Originally this site and estate was a sugar cane farm, which was later sold for resort / residential development. After a few failed attempts by others, Tongaat Hulett purchased the property and Zimbali evolved, which after much research was developed into the highly sought-after estate it is today.
This was one of the first houses constructed in Zimbali (1997) and featured face brick, green aluminium windows and roof tiles. It was a double-storey, split-level structure with a free-standing double garage and was built by the original owners as a retirement home. Being nature lovers, they chose to live in this coastal forest with a protective sea view.
Recalls architect Kevin Lloyd: ‘This was the first section of Zimbali to be developed and sold. The design code for the estate was influenced by the tropical architecture of the Far East because of the similarity in climate and to a certain extent the building materials.
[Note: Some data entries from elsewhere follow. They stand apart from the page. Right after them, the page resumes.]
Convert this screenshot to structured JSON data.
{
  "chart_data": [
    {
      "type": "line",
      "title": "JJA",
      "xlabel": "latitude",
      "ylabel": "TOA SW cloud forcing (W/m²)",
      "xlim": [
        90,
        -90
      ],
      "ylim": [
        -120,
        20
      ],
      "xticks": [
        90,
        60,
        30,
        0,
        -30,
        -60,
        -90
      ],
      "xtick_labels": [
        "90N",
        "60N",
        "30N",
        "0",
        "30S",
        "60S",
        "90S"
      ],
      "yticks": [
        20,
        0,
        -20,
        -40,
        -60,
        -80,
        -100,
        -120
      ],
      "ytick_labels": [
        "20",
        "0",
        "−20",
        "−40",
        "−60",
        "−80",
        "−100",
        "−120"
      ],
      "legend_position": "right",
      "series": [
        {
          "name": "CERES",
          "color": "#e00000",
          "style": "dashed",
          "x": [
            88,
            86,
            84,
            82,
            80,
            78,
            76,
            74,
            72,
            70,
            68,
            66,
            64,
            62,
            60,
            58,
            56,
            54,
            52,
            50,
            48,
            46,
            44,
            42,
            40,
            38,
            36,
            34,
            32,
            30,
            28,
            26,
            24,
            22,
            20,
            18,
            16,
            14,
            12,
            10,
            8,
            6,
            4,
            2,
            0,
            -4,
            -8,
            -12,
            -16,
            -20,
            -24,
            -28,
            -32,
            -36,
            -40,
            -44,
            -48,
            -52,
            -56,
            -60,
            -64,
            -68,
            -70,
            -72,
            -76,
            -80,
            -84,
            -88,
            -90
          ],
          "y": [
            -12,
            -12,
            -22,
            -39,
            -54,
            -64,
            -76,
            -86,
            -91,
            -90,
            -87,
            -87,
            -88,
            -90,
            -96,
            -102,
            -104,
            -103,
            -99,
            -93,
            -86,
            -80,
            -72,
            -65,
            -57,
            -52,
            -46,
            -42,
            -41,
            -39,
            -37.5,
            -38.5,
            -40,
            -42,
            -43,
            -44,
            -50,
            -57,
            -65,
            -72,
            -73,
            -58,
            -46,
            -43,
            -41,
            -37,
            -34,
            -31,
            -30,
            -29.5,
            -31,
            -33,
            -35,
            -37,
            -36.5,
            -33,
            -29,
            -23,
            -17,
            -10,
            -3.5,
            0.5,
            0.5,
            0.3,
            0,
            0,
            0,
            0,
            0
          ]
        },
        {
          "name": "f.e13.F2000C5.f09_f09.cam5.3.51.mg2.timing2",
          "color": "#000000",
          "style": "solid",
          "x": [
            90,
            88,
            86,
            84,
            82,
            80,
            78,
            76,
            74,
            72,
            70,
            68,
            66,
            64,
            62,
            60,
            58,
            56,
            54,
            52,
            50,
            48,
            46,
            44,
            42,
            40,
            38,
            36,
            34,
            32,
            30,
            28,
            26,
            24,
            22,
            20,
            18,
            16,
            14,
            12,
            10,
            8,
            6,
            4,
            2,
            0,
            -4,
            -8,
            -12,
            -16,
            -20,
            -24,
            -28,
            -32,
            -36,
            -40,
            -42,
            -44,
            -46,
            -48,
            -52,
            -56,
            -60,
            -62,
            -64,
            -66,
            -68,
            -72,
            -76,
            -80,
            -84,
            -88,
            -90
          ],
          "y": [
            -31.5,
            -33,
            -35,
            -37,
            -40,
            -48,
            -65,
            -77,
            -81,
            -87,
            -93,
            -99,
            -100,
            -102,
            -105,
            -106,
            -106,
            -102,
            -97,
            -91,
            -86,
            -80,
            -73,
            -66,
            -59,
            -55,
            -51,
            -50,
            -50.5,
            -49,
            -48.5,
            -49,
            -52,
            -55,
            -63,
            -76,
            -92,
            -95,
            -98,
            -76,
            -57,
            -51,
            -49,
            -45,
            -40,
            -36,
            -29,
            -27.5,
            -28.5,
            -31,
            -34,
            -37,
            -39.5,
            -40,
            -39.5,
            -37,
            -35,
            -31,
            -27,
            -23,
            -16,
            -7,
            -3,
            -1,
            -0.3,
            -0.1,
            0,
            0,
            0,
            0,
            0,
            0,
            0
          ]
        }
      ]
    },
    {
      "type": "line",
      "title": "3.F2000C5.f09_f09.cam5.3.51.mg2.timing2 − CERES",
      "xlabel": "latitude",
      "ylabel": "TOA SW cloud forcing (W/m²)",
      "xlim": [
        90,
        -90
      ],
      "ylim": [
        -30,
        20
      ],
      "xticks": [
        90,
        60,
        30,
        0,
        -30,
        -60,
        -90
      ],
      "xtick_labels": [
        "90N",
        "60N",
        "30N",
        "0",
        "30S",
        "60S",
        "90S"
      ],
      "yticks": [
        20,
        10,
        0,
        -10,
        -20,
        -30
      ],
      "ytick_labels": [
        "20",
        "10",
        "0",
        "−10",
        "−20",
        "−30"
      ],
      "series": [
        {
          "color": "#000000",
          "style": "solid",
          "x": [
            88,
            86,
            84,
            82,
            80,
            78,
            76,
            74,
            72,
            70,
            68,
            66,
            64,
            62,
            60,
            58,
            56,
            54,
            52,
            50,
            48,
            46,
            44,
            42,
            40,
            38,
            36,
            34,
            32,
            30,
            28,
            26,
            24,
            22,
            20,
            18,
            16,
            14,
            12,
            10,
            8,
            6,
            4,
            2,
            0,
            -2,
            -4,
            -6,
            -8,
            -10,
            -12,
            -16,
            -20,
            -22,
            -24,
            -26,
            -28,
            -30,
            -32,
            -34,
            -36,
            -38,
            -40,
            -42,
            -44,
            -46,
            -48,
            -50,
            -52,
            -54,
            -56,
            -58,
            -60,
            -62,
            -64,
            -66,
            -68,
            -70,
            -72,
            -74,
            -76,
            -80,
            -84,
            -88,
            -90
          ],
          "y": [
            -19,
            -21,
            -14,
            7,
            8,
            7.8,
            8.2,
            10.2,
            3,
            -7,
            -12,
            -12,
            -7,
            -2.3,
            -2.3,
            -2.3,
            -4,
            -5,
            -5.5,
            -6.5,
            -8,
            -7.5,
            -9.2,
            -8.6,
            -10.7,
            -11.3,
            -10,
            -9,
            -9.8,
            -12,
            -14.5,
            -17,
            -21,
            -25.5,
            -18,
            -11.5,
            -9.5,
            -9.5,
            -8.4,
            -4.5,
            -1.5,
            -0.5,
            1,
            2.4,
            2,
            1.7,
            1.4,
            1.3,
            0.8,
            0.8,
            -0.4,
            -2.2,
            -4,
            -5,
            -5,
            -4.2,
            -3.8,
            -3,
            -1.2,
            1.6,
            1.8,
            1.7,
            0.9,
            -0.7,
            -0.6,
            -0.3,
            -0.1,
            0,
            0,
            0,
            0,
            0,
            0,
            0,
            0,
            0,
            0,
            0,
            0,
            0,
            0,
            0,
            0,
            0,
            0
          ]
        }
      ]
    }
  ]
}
The Zimbali Lodge and Clubhouse drew their inspiration from the Aman boutique hotels in Bali and Thailand, and their influence and impact became the inspiration for the KZN Balinese style.
‘The existing house was entered via a vegetated canopy over a steep curved driveway and was set back from the building line on the seaside width to provide protection from the wind. It did have a deck area under a Milkwood tree, with a porthole view of the breakers and magnificent shoreline in front, but was well hidden in the existing and planted vegetation.’
The brief has an interesting history. It resulted from the purchase by a family trust to house two families – the original owners and the new purchasers – both couples being senior citizens wanting to downsize. The initial intention was merely to alter the existing house so that each owner lived on a separate level with direct access from their own garage.
This was achieved, but in the interim the original owners moved away and the separate unit was now to be allocated as a holiday unit for the new owners’ children. Says Kevin Lloyd: ‘It became evident that with the change in brief, the house should take better advantage of the seafront location, that the existing house be demolished and a new structure moved forward. The new owners then had a change of heart and, after the design had been approved by the Estate Review Committee, it was decided the house would be for one of the children and their family as a permanent home.
‘The original brief was more conservative in nature, requiring a slightly refreshed Balinese style with fewer dark colours. The new occupant however, altered this signature; wanting lightness, openness and contemporary living. The build now was to house a couple, with children who were to be very much part of the home and how it was to function. Downstairs then became the young adults’ domain and upstairs the parents’ quarters.